Isiko et l’art temporaire

L’art est sur le point d’être numérisé. Des milliers d’oeuvres au travers d’un écran et pourquoi pas un musée depuis chez soi, tel est le projet des protagonistes de ce transfuge culturel. Une équipe de dix étudiants français de l’école d’informatique Epitech nous présente son utopie,arrivée en tête des Epitech Innovative Project. Isiko – culture en zoulou – propose des visites d’expositions en version virtuelle qui pourraient démocratiser bon nombre de concepts sous l’ère du numérique.

Emotions, sensations, avenir de la culture ou culture de l’avenir, tout porte à croire que l’hérésie se heurte au progrès. L’incendie des Tuileries en 1871 n’est qu’une tragédie supplémentaire, emblème révélateur du caractère éphémère de l’art, légende significative du sort potentiel de la culture. L’art est-il un agrégat de connaissance ? La connaissance est-elle un fragment d’art ? Certains murmurent que l’art doit être figé dans le temps, d’autres répondent que sa mortalité hypothétique et incalculable définit son essence. Pour les membres fondateurs du projet Isiko, confisquer le sablier de la culture relève de l’évidence. Isiko pourrait peu à peu s’implanter dans le subconscient des adeptes et des non-initiés. A l’aune des avancées techniques et technologiques du siècle présent, le projet se veut transcendantal, il cherche à bousculer les modes d’accès, nier l’espace et les classes sociales. Malgré des possibilités infinies, Isiko ne fait pas consensus, Isiko attise le débat, en cela l’innovation est intéressante.
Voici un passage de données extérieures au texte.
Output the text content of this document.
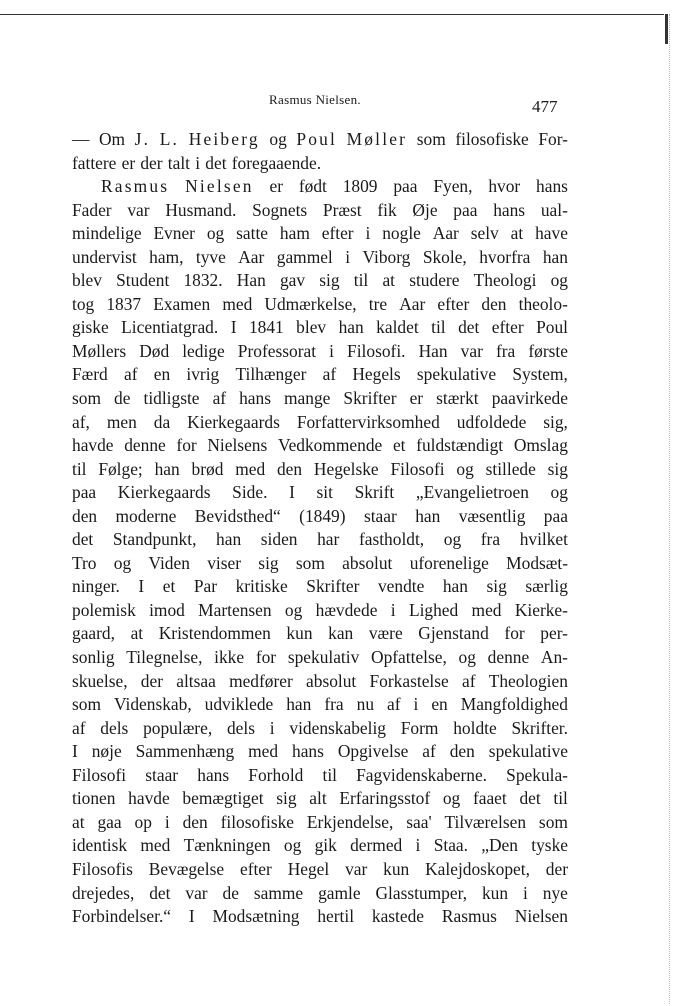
Rasmus Nielsen.	477
— Om J. L. Heiberg og Poul Møller som filosofiske For-
fattere er der talt i det foregaaende.
Rasmus Nielsen er født 1809 paa Fyen, hvor hans
Fader var Husmand. Sognets Præst fik Øje paa hans ual-
mindelige Evner og satte ham efter i nogle Aar selv at have
undervist ham, tyve Aar gammel i Viborg Skole, hvorfra han
blev Student 1832. Han gav sig til at studere Theologi og
tog 1837 Examen med Udmærkelse, tre Aar efter den theolo-
giske Licentiatgrad. I 1841 blev han kaldet til det efter Poul
Møllers Død ledige Professorat i Filosofi. Han var fra første
Færd af en ivrig Tilhænger af Hegels spekulative System,
som de tidligste af hans mange Skrifter er stærkt paavirkede
af, men da Kierkegaards Forfattervirksomhed udfoldede sig,
havde denne for Nielsens Vedkommende et fuldstændigt Omslag
til Følge; han brød med den Hegelske Filosofi og stillede sig
paa Kierkegaards Side. I sit Skrift „Evangelietroen og
den moderne Bevidsthed“ (1849) staar han væsentlig paa
det Standpunkt, han siden har fastholdt, og fra hvilket
Tro og Viden viser sig som absolut uforenelige Modsæt-
ninger. I et Par kritiske Skrifter vendte han sig særlig
polemisk imod Martensen og hævdede i Lighed med Kierke-
gaard, at Kristendommen kun kan være Gjenstand for per-
sonlig Tilegnelse, ikke for spekulativ Opfattelse, og denne An-
skuelse, der altsaa medfører absolut Forkastelse af Theologien
som Videnskab, udviklede han fra nu af i en Mangfoldighed
af dels populære, dels i videnskabelig Form holdte Skrifter.
I nøje Sammenhæng med hans Opgivelse af den spekulative
Filosofi staar hans Forhold til Fagvidenskaberne. Spekula-
tionen havde bemægtiget sig alt Erfaringsstof og faaet det til
at gaa op i den filosofiske Erkjendelse, saa' Tilværelsen som
identisk med Tænkningen og gik dermed i Staa. „Den tyske
Filosofis Bevægelse efter Hegel var kun Kalejdoskopet, der
drejedes, det var de samme gamle Glasstumper, kun i nye
Forbindelser.“ I Modsætning hertil kastede Rasmus Nielsen
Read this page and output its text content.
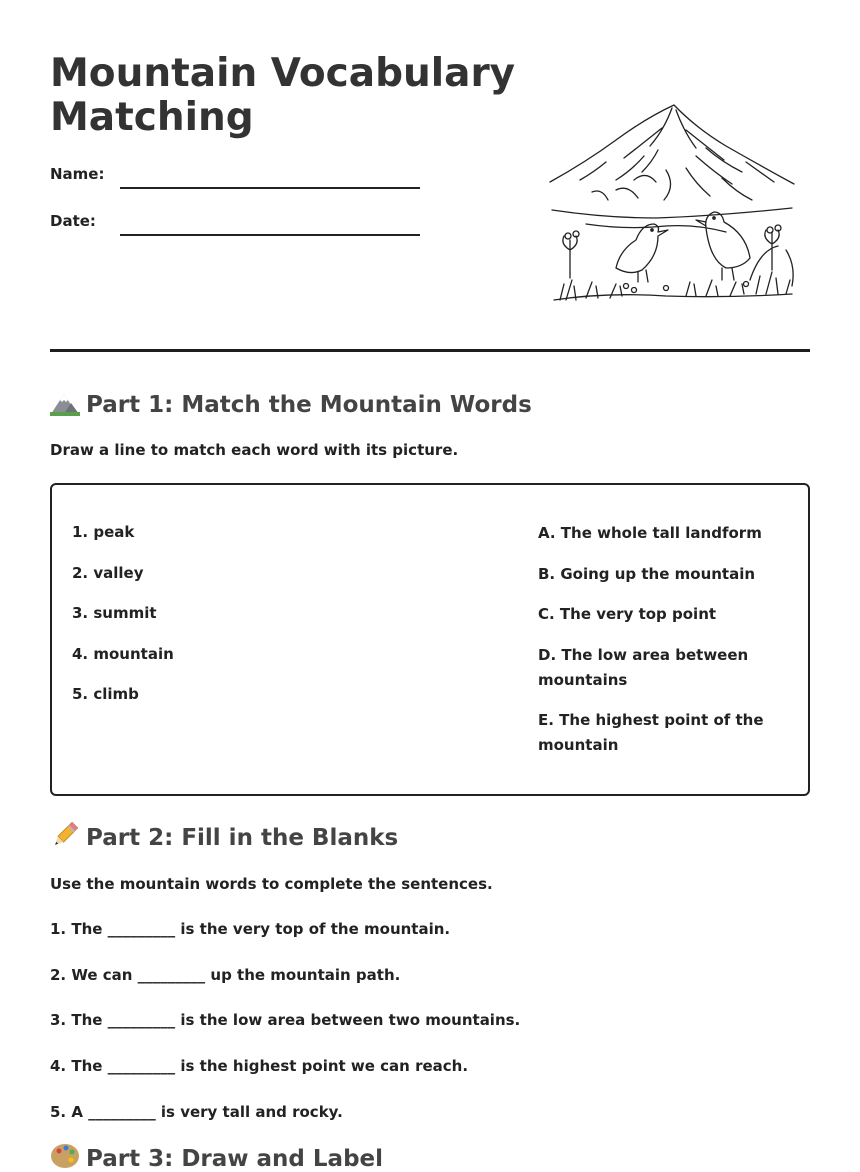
Mountain Vocabulary Matching
Name:
Date:
Part 1: Match the Mountain Words
Draw a line to match each word with its picture.
1. peak
2. valley
3. summit
4. mountain
5. climb
A. The whole tall landform
B. Going up the mountain
C. The very top point
D. The low area between mountains
E. The highest point of the mountain
Part 2: Fill in the Blanks
Use the mountain words to complete the sentences.
1. The _________ is the very top of the mountain.
2. We can _________ up the mountain path.
3. The _________ is the low area between two mountains.
4. The _________ is the highest point we can reach.
5. A _________ is very tall and rocky.
Part 3: Draw and Label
« Notre projet n’est pas un substitut c’est une opportunité »


Le monde de l’art n’est pas pour. Il s’y oppose et, naturellement, plusieurs institutions se
sont montrées intéressées par le projet. Un véritable sacrilège pour les puristes éperdus, petits princes rêveurs qui arpentent les musées, poursuivant les lignes d’aquarelle à la recherche d’une dose de Koons. Face au clivage, les commissaires d’expositions répondent logiquement « pourquoi pas ? » Si une visite virtuelle n’incite pas les gens à se rendre au musée, elle incite au moins à observer l’exposition, l’affluence des musées n’est pas au beau fixe. David Akopian nous en dit plus sur Isiko : « Nous voulons proposer un projet qui s’adresse principalement aux boulimiques de culture et ainsi immortaliser un patrimoine culturel avec la technologie du virtuel. Certes ce n’est pas la même expérience et c’est la principale critique des adeptes des visites traditionnelles mais c’est un premier pas vers une relation entre l’art et le numérique. Notre projet n’est pas un substitut c’est une opportunité ». Les étudiants d’Epitech visent le statut d’entrepreneur avec leurs projets. Etendu sur trois ans il s’agit dans un premier temps de promouvoir l’école au sein d’une dimension compétitive et, dans un second, de participer à la création de différentes startups au sortir de leurs études. Avec l’année 2019 pour échéance, leur esquisse d’entreprise se distingue déjà par l’organisation de trois pôles distincts : un pôle technique, un pôle relationnel, un pôle management. « L’avantage c’est que nous nous
entendons vraiment bien et nous n’avons pas peur de nous dire les choses quand ça ne va pas malgré nos parcours et intérêts différents » nous explique Jonas Levoyer. « Isiko n’était pas notre première idée. A l’origine nous travaillions sur une armoire connectée puis nous nous sommes orientés vers une table tactile de modélisme avant de chercher à développer un jeu vidéo, simulateur géopolitique pendant la Révolution française. Isiko est une sorte de Netflix des musées, une bibliothèque de culture version 2.0. Notre brainstorming a finalement valorisé l’innovation.»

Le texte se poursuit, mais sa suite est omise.